Histoire de mon Enfance fut commencée, dans l’automne de 1851, à Tiflis, et terminée, le 2 juillet 1852, à Piatigorsk, au Caucase. Il est curieux que dans le cadre de cette nature qui l’enivrait, en pleine vie nouvelle, au milieu des risques émouvants de la guerre, occupé à découvrir un monde de caractères et de passions qui lui étaient inconnus, Tolstoï soit revenu, dans cette première œuvre, aux souvenirs de sa vie passée. Mais quand il écrivit Enfance, il était malade, son activité militaire se trouvait brusquement arrêtée ; et, durant les longs loisirs de sa convalescence, seul et endolori, il était dans une disposition d’esprit sentimentale, où le passé se déroulait devant ses yeux attendris.[1]. Après la tension épuisante des ingrates dernières années, il lui était doux de revivre « la période merveilleuse, innocente, poétique et joyeuse » du premier âge, et de se refaire un « cœur d’enfant, bon, sensible et capable d’amour ». Au reste, avec l’ardeur de la jeunesse et ses projets illimités, avec le caractère cyclique de son imagination poétique, qui concevait rarement un sujet isolé, et dont les grands romans ne sont que les anneaux d’une longue chaîne historique, les fragments de vastes ensembles qu’il ne put jamais exécuter[2], Tolstoï, à ce moment, ne voyait dans les récits d’Enfance que les premiers chapitres d’une Histoire de quatre Époques, qui devait aussi comprendre sa vie au Caucase et sans doute aboutir à la révélation de Dieu par la nature.

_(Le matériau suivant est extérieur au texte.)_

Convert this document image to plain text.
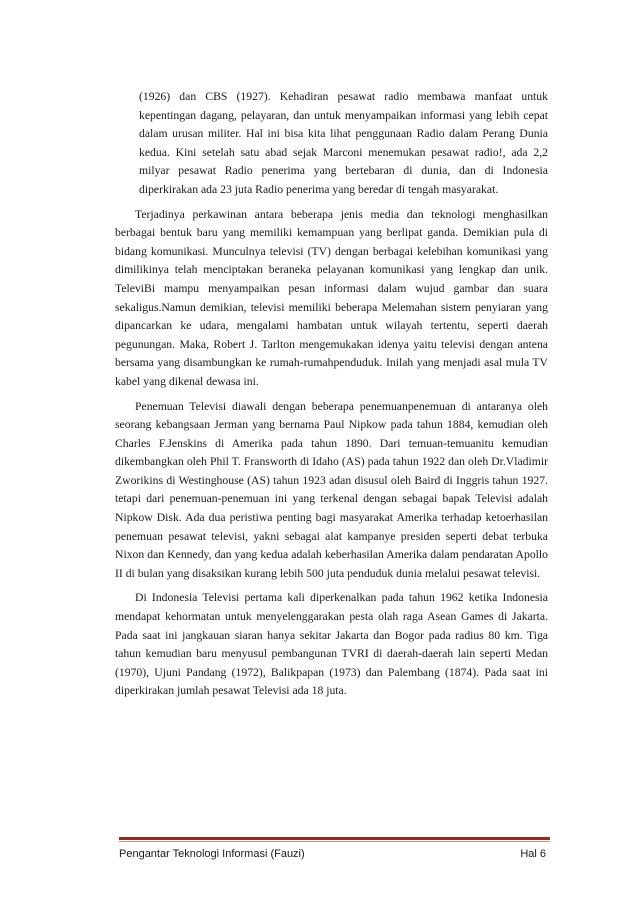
(1926) dan CBS (1927). Kehadiran pesawat radio membawa manfaat untuk kepentingan dagang, pelayaran, dan untuk menyampaikan informasi yang lebih cepat dalam urusan militer. Hal ini bisa kita lihat penggunaan Radio dalam Perang Dunia kedua. Kini setelah satu abad sejak Marconi menemukan pesawat radio!, ada 2,2 milyar pesawat Radio penerima yang bertebaran di dunia, dan di Indonesia diperkirakan ada 23 juta Radio penerima yang beredar di tengah masyarakat.

Terjadinya perkawinan antara beberapa jenis media dan teknologi menghasilkan berbagai bentuk baru yang memiliki kemampuan yang berlipat ganda. Demikian pula di bidang komunikasi. Munculnya televisi (TV) dengan berbagai kelebihan komunikasi yang dimilikinya telah menciptakan beraneka pelayanan komunikasi yang lengkap dan unik. TeleviBi mampu menyampaikan pesan informasi dalam wujud gambar dan suara sekaligus.Namun demikian, televisi memiliki beberapa Melemahan sistem penyiaran yang dipancarkan ke udara, mengalami hambatan untuk wilayah tertentu, seperti daerah pegunungan. Maka, Robert J. Tarlton mengemukakan idenya yaitu televisi dengan antena bersama yang disambungkan ke rumah-rumahpenduduk. Inilah yang menjadi asal mula TV kabel yang dikenal dewasa ini.

Penemuan Televisi diawali dengan beberapa penemuanpenemuan di antaranya oleh seorang kebangsaan Jerman yang bernama Paul Nipkow pada tahun 1884, kemudian oleh Charles F.Jenskins di Amerika pada tahun 1890. Dari temuan-temuanitu kemudian dikembangkan oleh Phil T. Fransworth di Idaho (AS) pada tahun 1922 dan oleh Dr.Vladimir Zworikins di Westinghouse (AS) tahun 1923 adan disusul oleh Baird di Inggris tahun 1927. tetapi dari penemuan-penemuan ini yang terkenal dengan sebagai bapak Televisi adalah Nipkow Disk. Ada dua peristiwa penting bagi masyarakat Amerika terhadap ketoerhasilan penemuan pesawat televisi, yakni sebagai alat kampanye presiden seperti debat terbuka Nixon dan Kennedy, dan yang kedua adalah keberhasilan Amerika dalam pendaratan Apollo II di bulan yang disaksikan kurang lebih 500 juta penduduk dunia melalui pesawat televisi.

Di Indonesia Televisi pertama kali diperkenalkan pada tahun 1962 ketika Indonesia mendapat kehormatan untuk menyelenggarakan pesta olah raga Asean Games di Jakarta. Pada saat ini jangkauan siaran hanya sekitar Jakarta dan Bogor pada radius 80 km. Tiga tahun kemudian baru menyusul pembangunan TVRI di daerah-daerah lain seperti Medan (1970), Ujuni Pandang (1972), Balikpapan (1973) dan Palembang (1874). Pada saat ini diperkirakan jumlah pesawat Televisi ada 18 juta.

Pengantar Teknologi Informasi (Fauzi)	Hal 6
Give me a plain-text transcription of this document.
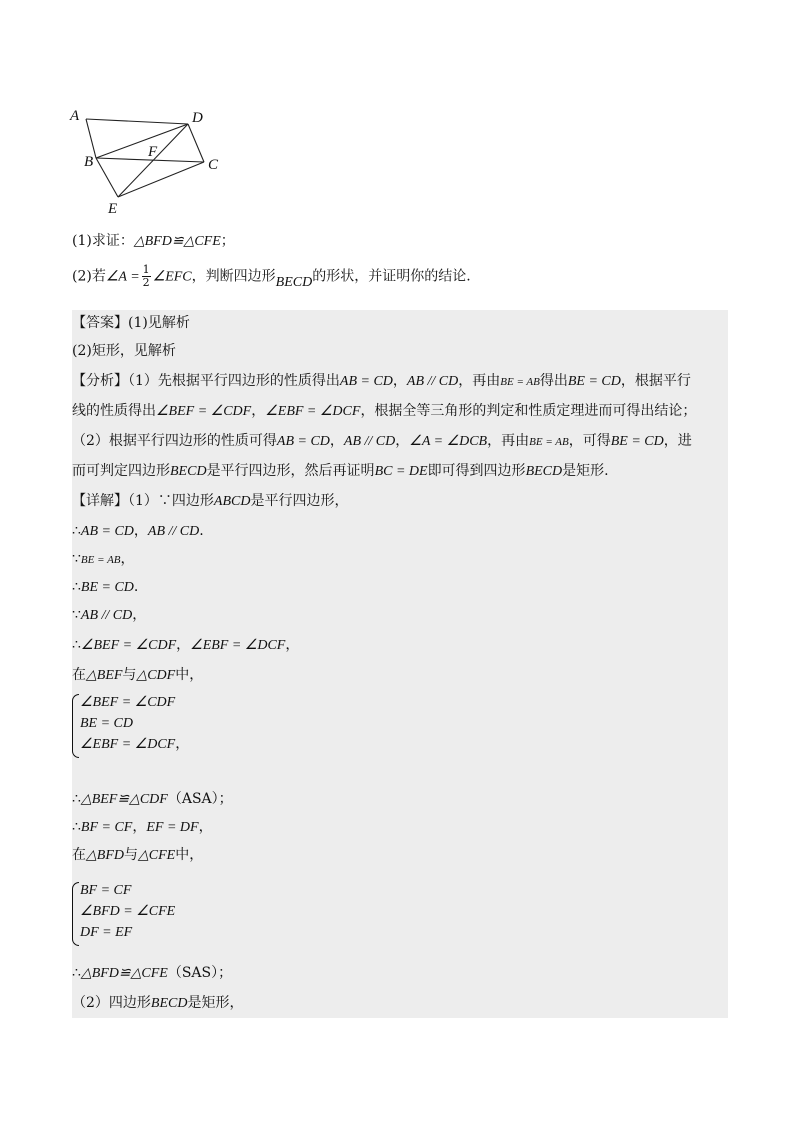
A	D
B
F
C
E
(1)求证：△BFD≌△CFE；
(2)若∠A = $\frac{1}{2}$ ∠EFC，判断四边形BECD的形状，并证明你的结论.
【答案】(1)见解析
(2)矩形，见解析
【分析】（1）先根据平行四边形的性质得出AB = CD，AB // CD，再由BE = AB得出BE = CD，根据平行
线的性质得出∠BEF = ∠CDF，∠EBF = ∠DCF，根据全等三角形的判定和性质定理进而可得出结论；
（2）根据平行四边形的性质可得AB = CD，AB // CD，∠A = ∠DCB，再由BE = AB，可得BE = CD，进
而可判定四边形BECD是平行四边形，然后再证明BC = DE即可得到四边形BECD是矩形.
【详解】（1）∵四边形ABCD是平行四边形，
∴AB = CD，AB // CD.
∵BE = AB，
∴BE = CD.
∵AB // CD，
∴∠BEF = ∠CDF，∠EBF = ∠DCF，
在△BEF与△CDF中，
∠BEF = ∠CDF
BE = CD
∠EBF = ∠DCF，
∴△BEF≌△CDF（ASA）；
∴BF = CF，EF = DF，
在△BFD与△CFE中，
BF = CF
∠BFD = ∠CFE
DF = EF
∴△BFD≌△CFE（SAS）；
（2）四边形BECD是矩形，
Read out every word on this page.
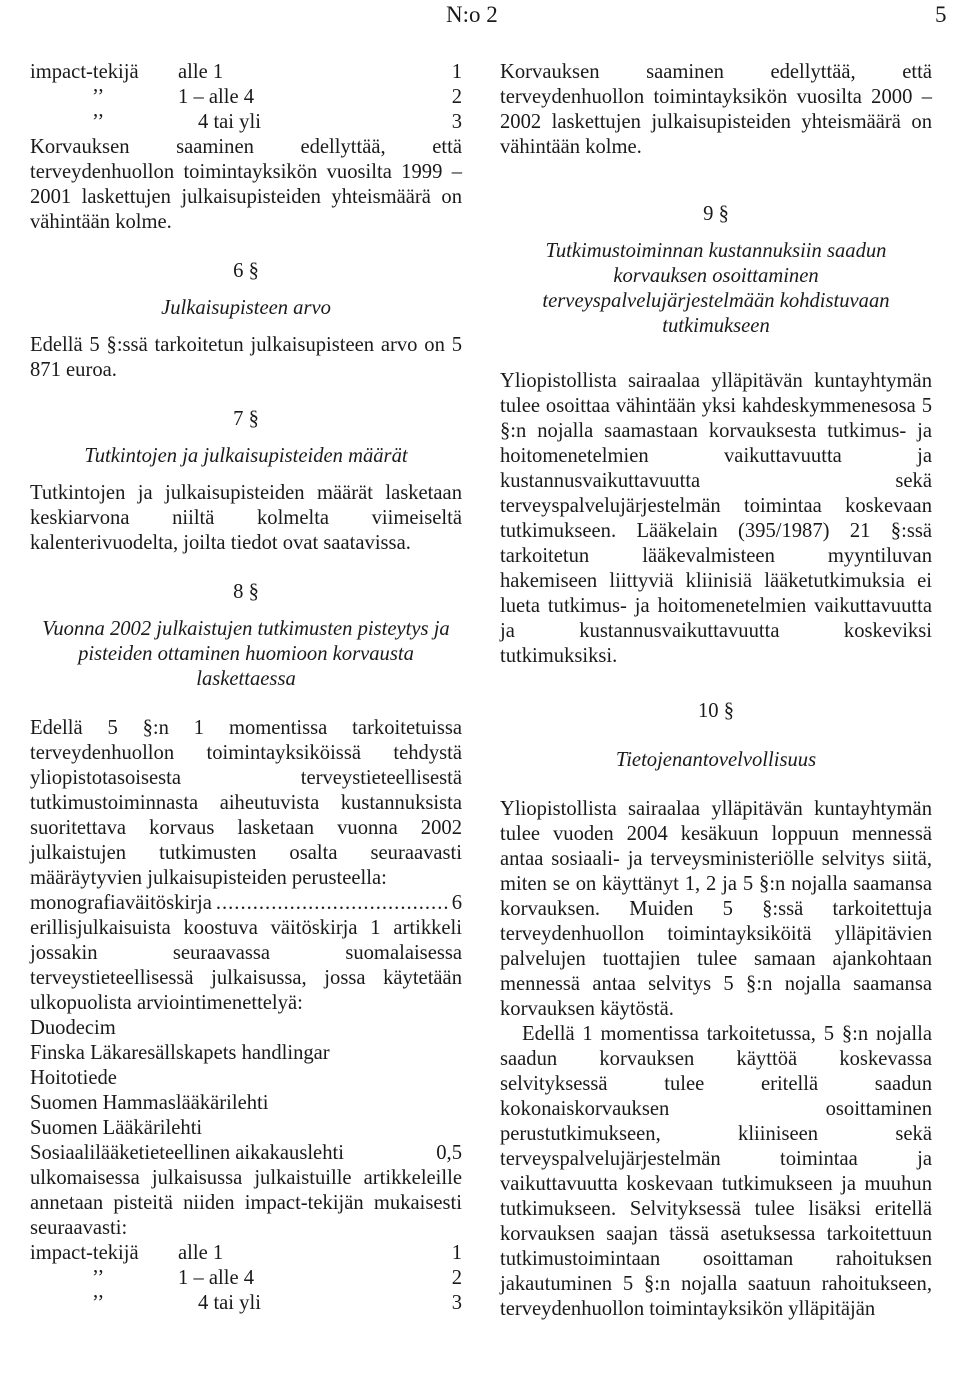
N:o 2	5
impact-tekijä alle 1	1
’’	1 – alle 4	2
’’	4 tai yli	3

Korvauksen saaminen edellyttää, että terveydenhuollon toimintayksikön vuosilta 1999 – 2001 laskettujen julkaisupisteiden yhteismäärä on vähintään kolme.

6 §

Julkaisupisteen arvo

Edellä 5 §:ssä tarkoitetun julkaisupisteen arvo on 5 871 euroa.

7 §

Tutkintojen ja julkaisupisteiden määrät

Tutkintojen ja julkaisupisteiden määrät lasketaan keskiarvona niiltä kolmelta viimeiseltä kalenterivuodelta, joilta tiedot ovat saatavissa.

8 §

Vuonna 2002 julkaistujen tutkimusten pisteytys ja pisteiden ottaminen huomioon korvausta laskettaessa

Edellä 5 §:n 1 momentissa tarkoitetuissa terveydenhuollon toimintayksiköissä tehdystä yliopistotasoisesta terveystieteellisestä tutkimustoiminnasta aiheutuvista kustannuksista suoritettava korvaus lasketaan vuonna 2002 julkaistujen tutkimusten osalta seuraavasti määräytyvien julkaisupisteiden perusteella:

monografiaväitöskirja .....	6

erillisjulkaisuista koostuva väitöskirja 1 artikkeli jossakin seuraavassa suomalaisessa terveystieteellisessä julkaisussa, jossa käytetään ulkopuolista arviointimenettelyä:

Duodecim
Finska Läkaresällskapets handlingar
Hoitotiede
Suomen Hammaslääkärilehti
Suomen Lääkärilehti
Sosiaalilääketieteellinen aikakauslehti	0,5

ulkomaisessa julkaisussa julkaistuille artikkeleille annetaan pisteitä niiden impact-tekijän mukaisesti seuraavasti:

impact-tekijä alle 1	1
’’	1 – alle 4	2
’’	4 tai yli	3

Korvauksen saaminen edellyttää, että terveydenhuollon toimintayksikön vuosilta 2000 – 2002 laskettujen julkaisupisteiden yhteismäärä on vähintään kolme.

9 §

Tutkimustoiminnan kustannuksiin saadun korvauksen osoittaminen terveyspalvelujärjestelmään kohdistuvaan tutkimukseen

Yliopistollista sairaalaa ylläpitävän kuntayhtymän tulee osoittaa vähintään yksi kahdeskymmenesosa 5 §:n nojalla saamastaan korvauksesta tutkimus- ja hoitomenetelmien vaikuttavuutta ja kustannusvaikuttavuutta sekä terveyspalvelujärjestelmän toimintaa koskevaan tutkimukseen. Lääkelain (395/1987) 21 §:ssä tarkoitetun lääkevalmisteen myyntiluvan hakemiseen liittyviä kliinisiä lääketutkimuksia ei lueta tutkimus- ja hoitomenetelmien vaikuttavuutta ja kustannusvaikuttavuutta koskeviksi tutkimuksiksi.

10 §

Tietojenantovelvollisuus

Yliopistollista sairaalaa ylläpitävän kuntayhtymän tulee vuoden 2004 kesäkuun loppuun mennessä antaa sosiaali- ja terveysministeriölle selvitys siitä, miten se on käyttänyt 1, 2 ja 5 §:n nojalla saamansa korvauksen. Muiden 5 §:ssä tarkoitettuja terveydenhuollon toimintayksiköitä ylläpitävien palvelujen tuottajien tulee samaan ajankohtaan mennessä antaa selvitys 5 §:n nojalla saamansa korvauksen käytöstä.

Edellä 1 momentissa tarkoitetussa, 5 §:n nojalla saadun korvauksen käyttöä koskevassa selvityksessä tulee eritellä saadun kokonaiskorvauksen osoittaminen perustutkimukseen, kliiniseen sekä terveyspalvelujärjestelmän toimintaa ja vaikuttavuutta koskevaan tutkimukseen ja muuhun tutkimukseen. Selvityksessä tulee lisäksi eritellä korvauksen saajan tässä asetuksessa tarkoitettuun tutkimustoimintaan osoittaman rahoituksen jakautuminen 5 §:n nojalla saatuun rahoitukseen, terveydenhuollon toimintayksikön ylläpitäjän
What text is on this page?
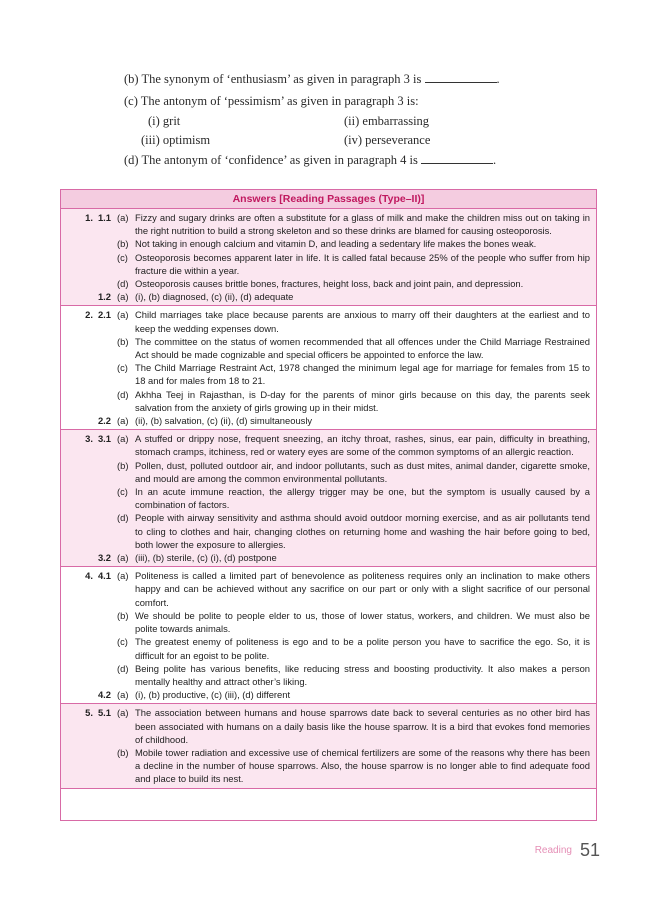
(b) The synonym of ‘enthusiasm’ as given in paragraph 3 is	.
(c) The antonym of ‘pessimism’ as given in paragraph 3 is:
(i) grit	(ii) embarrassing
(iii) optimism	(iv) perseverance
(d) The antonym of ‘confidence’ as given in paragraph 4 is	.
Answers [Reading Passages (Type–II)]
1. 1.1 (a) Fizzy and sugary drinks are often a substitute for a glass of milk and make the children miss out on taking in the right nutrition to build a strong skeleton and so these drinks are blamed for causing osteoporosis.
(b) Not taking in enough calcium and vitamin D, and leading a sedentary life makes the bones weak.
(c) Osteoporosis becomes apparent later in life. It is called fatal because 25% of the people who suffer from hip fracture die within a year.
(d) Osteoporosis causes brittle bones, fractures, height loss, back and joint pain, and depression.
1.2 (a) (i), (b) diagnosed, (c) (ii), (d) adequate
2. 2.1 (a) Child marriages take place because parents are anxious to marry off their daughters at the earliest and to keep the wedding expenses down.
(b) The committee on the status of women recommended that all offences under the Child Marriage Restrained Act should be made cognizable and special officers be appointed to enforce the law.
(c) The Child Marriage Restraint Act, 1978 changed the minimum legal age for marriage for females from 15 to 18 and for males from 18 to 21.
(d) Akhha Teej in Rajasthan, is D-day for the parents of minor girls because on this day, the parents seek salvation from the anxiety of girls growing up in their midst.
2.2 (a) (ii), (b) salvation, (c) (ii), (d) simultaneously
3. 3.1 (a) A stuffed or drippy nose, frequent sneezing, an itchy throat, rashes, sinus, ear pain, difficulty in breathing, stomach cramps, itchiness, red or watery eyes are some of the common symptoms of an allergic reaction.
(b) Pollen, dust, polluted outdoor air, and indoor pollutants, such as dust mites, animal dander, cigarette smoke, and mould are among the common environmental pollutants.
(c) In an acute immune reaction, the allergy trigger may be one, but the symptom is usually caused by a combination of factors.
(d) People with airway sensitivity and asthma should avoid outdoor morning exercise, and as air pollutants tend to cling to clothes and hair, changing clothes on returning home and washing the hair before going to bed, both lower the exposure to allergies.
3.2 (a) (iii), (b) sterile, (c) (i), (d) postpone
4. 4.1 (a) Politeness is called a limited part of benevolence as politeness requires only an inclination to make others happy and can be achieved without any sacrifice on our part or only with a slight sacrifice of our personal comfort.
(b) We should be polite to people elder to us, those of lower status, workers, and children. We must also be polite towards animals.
(c) The greatest enemy of politeness is ego and to be a polite person you have to sacrifice the ego. So, it is difficult for an egoist to be polite.
(d) Being polite has various benefits, like reducing stress and boosting productivity. It also makes a person mentally healthy and attract other’s liking.
4.2 (a) (i), (b) productive, (c) (iii), (d) different
5. 5.1 (a) The association between humans and house sparrows date back to several centuries as no other bird has been associated with humans on a daily basis like the house sparrow. It is a bird that evokes fond memories of childhood.
(b) Mobile tower radiation and excessive use of chemical fertilizers are some of the reasons why there has been a decline in the number of house sparrows. Also, the house sparrow is no longer able to find adequate food and place to build its nest.
Reading 51
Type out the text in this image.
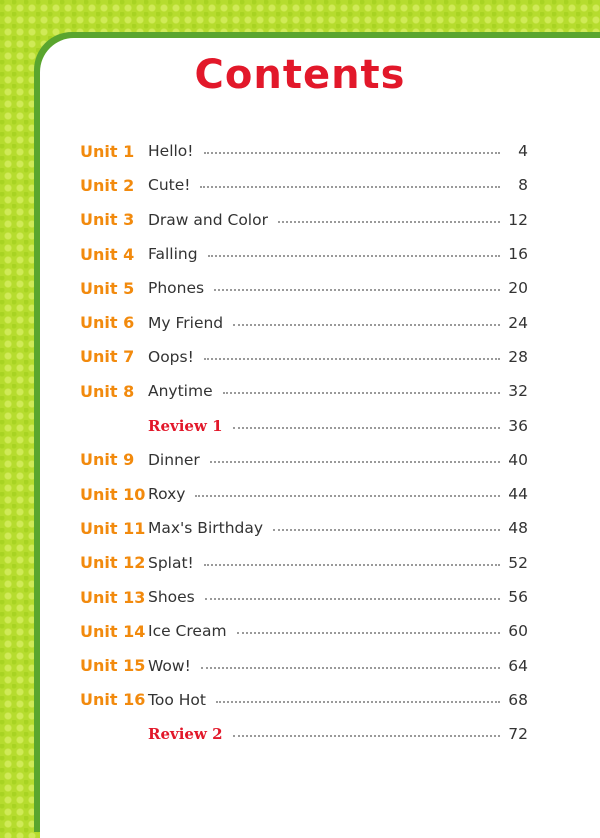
Contents
Unit 1 Hello!	4
Unit 2 Cute!	8
Unit 3 Draw and Color	12
Unit 4 Falling	16
Unit 5 Phones	20
Unit 6 My Friend	24
Unit 7 Oops!	28
Unit 8 Anytime	32
Review 1	36
Unit 9 Dinner	40
Unit 10 Roxy	44
Unit 11 Max's Birthday	48
Unit 12 Splat!	52
Unit 13 Shoes	56
Unit 14 Ice Cream	60
Unit 15 Wow!	64
Unit 16 Too Hot	68
Review 2	72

Tolstoï a été très sévère plus tard pour ses récits d’Enfance, auxquels il a dû une partie de sa popularité.

— « C’est si mauvais, disait-il à M. Birukov, c’est écrit avec si peu d’honnêteté littéraire !… Il n’y a rien à en tirer. »

Il fut le seul de son avis. L’œuvre manuscrite, envoyée sans nom d’auteur à la grande revue russe le Sovrémennik (le Contemporain), fut aussitôt publiée (6 septembre 1852) et eut un succès général que tous les publics d’Europe ont confirmé. Cependant, malgré son charme poétique, sa finesse de touche, sa délicate émotion, on comprend qu’elle ait déplu à Tolstoï, plus tard.

Elle lui a déplu, pour les raisons mêmes qui firent qu’elle plaisait aux autres. Il faut bien le dire : sauf dans la notation de certains types locaux et dans un petit nombre de pages, qui frappent par le sentiment religieux ou par le réalisme dans l’émotion[3], la personnalité de Tolstoï s’y accuse très peu. Il y règne une douce, tendre sentimentalité, qui lui fut toujours antipathique, par la suite, et qu’il proscrivit de ses autres romans. Nous la reconnaissons, nous reconnaissons cet humour et ces larmes ; ils viennent de Dickens. Parmi ses lectures favorites, entre quatorze et vingt et un ans, Tolstoï indique dans son Journal : « Dickens : David Copperfield. Influence considérable. » Il relit encore le volume, au Caucase.

Deux autres influences, qu’il signale : Sterne et Tœppfer. « J’étais alors, dit-il, sous leur inspiration[4]. »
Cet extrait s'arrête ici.